Куда я шел? Домой. К себе домой. После месяца ночевок на вокзалах и чердаках я наконец принял единственно верное решение.
— Кешенька, — расплылась сердобольная Валентина в полумраке коммунального коридора. — Отощал-то как, сокол мой ясный! А я все очи проплакала, тебя выглядаючи. Думала, убили тебя, соколика…
Я прошел в свою комнату.
— Кстати, тут какой-то подозрительный тип приходил, — продолжала Валюшка, забегая вперед меня, — весь в бороде до самых глаз. Все про тебя расспрашивал, интересовался… Но я ему про тебя ни-ни! Ах ты мой болезный!..
Заметив меня, Клавдия Митрофановна произнесла, читая невидящими глазами книгу, призрачно парящую перед ней в воздухе.
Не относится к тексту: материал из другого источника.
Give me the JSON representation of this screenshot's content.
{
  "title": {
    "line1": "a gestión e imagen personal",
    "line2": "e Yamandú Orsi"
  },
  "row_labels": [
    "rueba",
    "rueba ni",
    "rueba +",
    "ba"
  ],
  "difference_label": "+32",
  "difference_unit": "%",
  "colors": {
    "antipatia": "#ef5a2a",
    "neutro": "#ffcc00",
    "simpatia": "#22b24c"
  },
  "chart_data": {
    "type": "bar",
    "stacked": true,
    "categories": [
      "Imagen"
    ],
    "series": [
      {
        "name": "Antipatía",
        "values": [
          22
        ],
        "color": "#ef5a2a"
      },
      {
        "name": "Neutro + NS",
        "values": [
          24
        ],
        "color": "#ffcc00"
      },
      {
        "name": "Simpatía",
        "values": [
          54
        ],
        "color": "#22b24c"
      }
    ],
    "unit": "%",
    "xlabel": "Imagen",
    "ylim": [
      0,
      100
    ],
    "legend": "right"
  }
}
Старуха предсказывала прошлое и вспоминала будущее — как всегда!
— Душа твоя среди львов. Лежишь среди сынов человеческих, у которых зубы — копья и стрелы, у которых язык — острый меч… Приготовили сеть ногам твоим; душа твоя поникла; выкопали пред тобой яму и сами упали в нее…
Не в силах слушать ее, я закрыл за собой дверь комнаты. Но дребезжащий голос все равно продолжал звучать в ушах.
— Сыны человеческие — только суета, сыны мужей — ложь. Если положить их на весы, все они легче пустоты. Только душа твоя не боится смерти. Она ходит среди живых…
В ее словах мне послышалась призрачная надежда. Показалось?